The ability of computed tomography (CT) to distinguish malignant from nonmalignant splenic masses was evaluated in 21 dogs with 24 masses. CT scans of the abdomen were performed pre- and postintravenous contrast medium administration before splenectomy or euthanasia. Splenic masses were evaluated objectively based on Hounsfield units (HU) and volume.
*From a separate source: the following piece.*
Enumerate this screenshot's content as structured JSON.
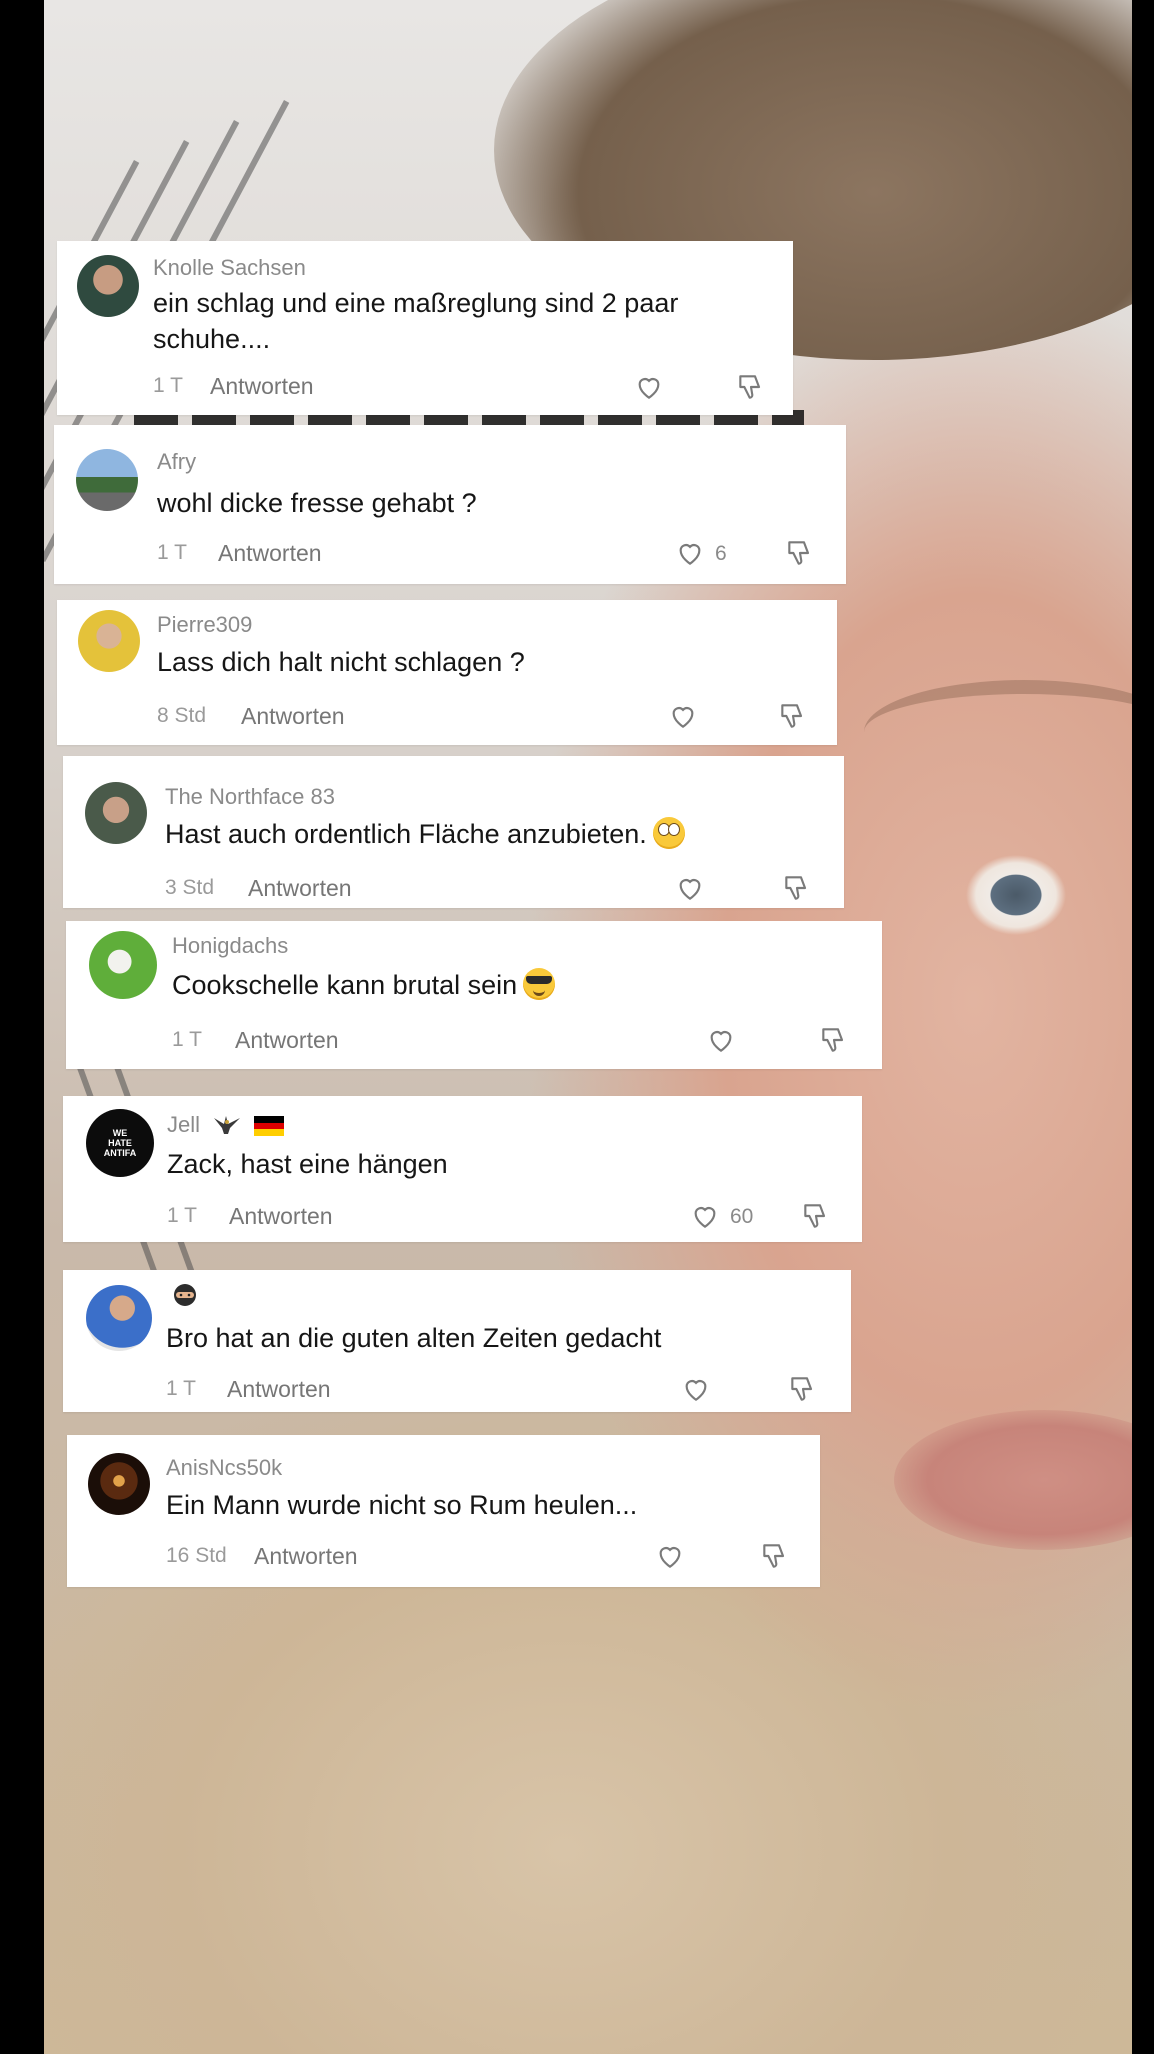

Subjective criteria included location within the spleen (head, body, or tail), margination, homogeneity, and attenuation compared to the remaining splenic parenchyma. Characteristics of malignant and nonmalignant masses were compared. The nonmalignant masses were divided into splenic hematomas and nodular hyperplasia for further analysis. Fourteen (58.3%) of the masses were nonmalignant; 10 (41.7%) were malignant. Malignant splenic masses had significantly lower attenuation values, measured in HU, than nonmalignant splenic masses, on both pre- and postcontrast images (P<0.05). On postcontrast images, there was a significant difference in attenuation characteristics among all three subsets of splenic masses (malignant, hematoma, hyperplasia), with nodular hyperplasia having the highest HU values (90.3), hematomas having intermediate HU values (62.5), and malignant splenic masses having the lowest HU values (40.1). A receiver operator characteristic curve of postcontrast medium HU values revealed 55 as the best threshold value to distinguish malignant from nonmalignant masses, with those less than the threshold value being malignant. Abdominal CT is a useful diagnostic imaging modality for evaluation of focal canine splenic masses, with a significant difference in imaging characteristics between malignant and nonmalignant masses.
对21只患有24个脾脏肿块的犬进行了计算机断层扫描(CT)区分恶性与非恶性脾脏肿块能力的评估。在脾切除或安乐死之前,于静脉注射造影剂前后进行腹部CT扫描。基于亨氏单位(HU)和体积对脾脏肿块进行客观评估。主观标准包括在脾脏内的位置(头、体或尾)、边缘、均匀性以及与其余脾实质相比的衰减情况。比较了恶性和非恶性肿块的特征。将非恶性肿块分为脾血肿和结节性增生以进行进一步分析。14个(58.3%)肿块为非恶性;10个(41.7%)为恶性。在注射造影剂前和后的图像上,以HU测量的恶性脾脏肿块的衰减值均显著低于非恶性脾脏肿块(P<0.05)。在注射造影剂后的图像上,脾脏肿块的所有三个亚组(恶性、血肿、增生)的衰减特征存在显著差异,结节性增生的HU值最高(90.3),血肿的HU值居中(62.5),恶性脾脏肿块的HU值最低(40.1)。注射造影剂后HU值的受试者操作特征曲线显示,55是区分恶性与非恶性肿块的最佳阈值,低于该阈值的为恶性肿块。腹部CT是评估犬局灶性脾脏肿块的一种有用的诊断成像方式,恶性和非恶性肿块的成像特征存在显著差异。